An Extractor device unpacks the ink in the next factory back to the pipe, and we’re now ready to start printing. Which, need I remind you, was the point of all this madness. Printer device is simple: it can only print one color, and player can draw a pixel art shape of what pixels to draw. Of course we can use multiple printers connected together in order to print layer by layer in different colors, and create some amazing stuff. These things can be later used to customize your factories, or to be sold to other players who are not as good at drawing as you are.

It goes without saying that Oil is not produced solely for printing industry, but this was just one of the applications that we wanted to share!

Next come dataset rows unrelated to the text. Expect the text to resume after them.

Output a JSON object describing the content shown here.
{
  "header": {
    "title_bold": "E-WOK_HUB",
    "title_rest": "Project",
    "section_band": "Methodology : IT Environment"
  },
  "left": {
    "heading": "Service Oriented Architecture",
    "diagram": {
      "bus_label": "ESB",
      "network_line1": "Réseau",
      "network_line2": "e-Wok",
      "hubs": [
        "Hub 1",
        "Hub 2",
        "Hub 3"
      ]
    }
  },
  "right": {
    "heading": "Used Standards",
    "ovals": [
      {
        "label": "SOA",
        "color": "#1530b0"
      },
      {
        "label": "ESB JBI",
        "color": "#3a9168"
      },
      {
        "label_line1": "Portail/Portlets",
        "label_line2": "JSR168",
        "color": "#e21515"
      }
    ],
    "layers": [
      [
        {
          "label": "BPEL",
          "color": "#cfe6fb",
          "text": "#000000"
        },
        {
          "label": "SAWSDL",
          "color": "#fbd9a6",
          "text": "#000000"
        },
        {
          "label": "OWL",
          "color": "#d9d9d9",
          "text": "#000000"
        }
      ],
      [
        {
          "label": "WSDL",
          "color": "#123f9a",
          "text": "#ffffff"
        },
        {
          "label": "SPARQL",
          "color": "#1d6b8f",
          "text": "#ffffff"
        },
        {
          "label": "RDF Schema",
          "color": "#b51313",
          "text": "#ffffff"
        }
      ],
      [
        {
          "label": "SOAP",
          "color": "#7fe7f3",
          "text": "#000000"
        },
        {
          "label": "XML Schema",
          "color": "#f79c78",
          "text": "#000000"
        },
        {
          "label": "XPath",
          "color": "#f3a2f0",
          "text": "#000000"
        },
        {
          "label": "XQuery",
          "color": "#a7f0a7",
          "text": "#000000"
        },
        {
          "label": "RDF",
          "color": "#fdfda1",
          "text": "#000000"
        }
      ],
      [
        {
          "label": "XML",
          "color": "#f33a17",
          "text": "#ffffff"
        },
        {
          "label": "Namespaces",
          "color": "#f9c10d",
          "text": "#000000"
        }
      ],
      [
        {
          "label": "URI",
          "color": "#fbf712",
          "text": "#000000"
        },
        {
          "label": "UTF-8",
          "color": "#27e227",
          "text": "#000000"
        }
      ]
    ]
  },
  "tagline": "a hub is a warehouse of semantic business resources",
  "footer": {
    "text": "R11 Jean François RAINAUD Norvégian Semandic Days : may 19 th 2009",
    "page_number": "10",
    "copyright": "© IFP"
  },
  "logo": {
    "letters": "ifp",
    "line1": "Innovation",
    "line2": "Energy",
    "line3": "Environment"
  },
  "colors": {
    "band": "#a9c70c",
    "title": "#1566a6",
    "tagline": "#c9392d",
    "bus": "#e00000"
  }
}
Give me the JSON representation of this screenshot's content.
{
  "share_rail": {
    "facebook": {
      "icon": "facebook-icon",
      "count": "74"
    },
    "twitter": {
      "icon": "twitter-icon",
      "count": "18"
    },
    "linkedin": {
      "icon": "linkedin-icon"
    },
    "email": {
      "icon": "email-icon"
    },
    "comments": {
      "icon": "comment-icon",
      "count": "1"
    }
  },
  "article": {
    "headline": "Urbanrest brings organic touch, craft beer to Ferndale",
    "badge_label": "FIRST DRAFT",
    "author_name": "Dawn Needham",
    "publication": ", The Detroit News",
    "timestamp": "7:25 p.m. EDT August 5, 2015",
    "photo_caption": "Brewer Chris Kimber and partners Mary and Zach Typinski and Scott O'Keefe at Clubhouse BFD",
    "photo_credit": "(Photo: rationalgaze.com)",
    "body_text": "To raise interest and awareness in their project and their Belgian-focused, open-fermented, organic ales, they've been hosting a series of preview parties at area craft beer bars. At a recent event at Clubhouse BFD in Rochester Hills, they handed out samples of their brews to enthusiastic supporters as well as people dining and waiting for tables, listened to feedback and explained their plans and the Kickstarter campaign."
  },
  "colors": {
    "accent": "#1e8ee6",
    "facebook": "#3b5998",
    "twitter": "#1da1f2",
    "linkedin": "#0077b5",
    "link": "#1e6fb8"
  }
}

We are still adding the final touches to this, and it’s probably a good idea for us to share a fianl video once we’re ready. But for now, this blog post and some pics is all you get 😛

Moving on to…

Characters

With beta closing in, we are working hard on providing the “initial content” of the game, which will be a series of quests to complete. These quests tell the short story of the game, or at least a part of it. Quests are rich in meaningful dialogs and conversations, instead of just being mindless goals to complete. We figured that will make them much more interactive and fun. Conversations with characters are two sided. (As in you have a choice.. well not really :P)

We have an impressive list of potential characters, but we prioritized about 9 of them to start off with. Making characters is a lot of work. When a good write-up of the character and their short story is ready, our art department gets to work right away. They start with color sketches, and if we like them they move to full render. After that, we cut them up into smaller pieces to start rigging for animation, and when animated they move to the last step for VFX, where they get fancy effects makeover.

So yeah… this is what we’re working on. Our priority is to get all of this neat and functional, so that we finally have the beta that we all crave. Everything sort of works — in parts, and we’re trying to bring it all into one big piece.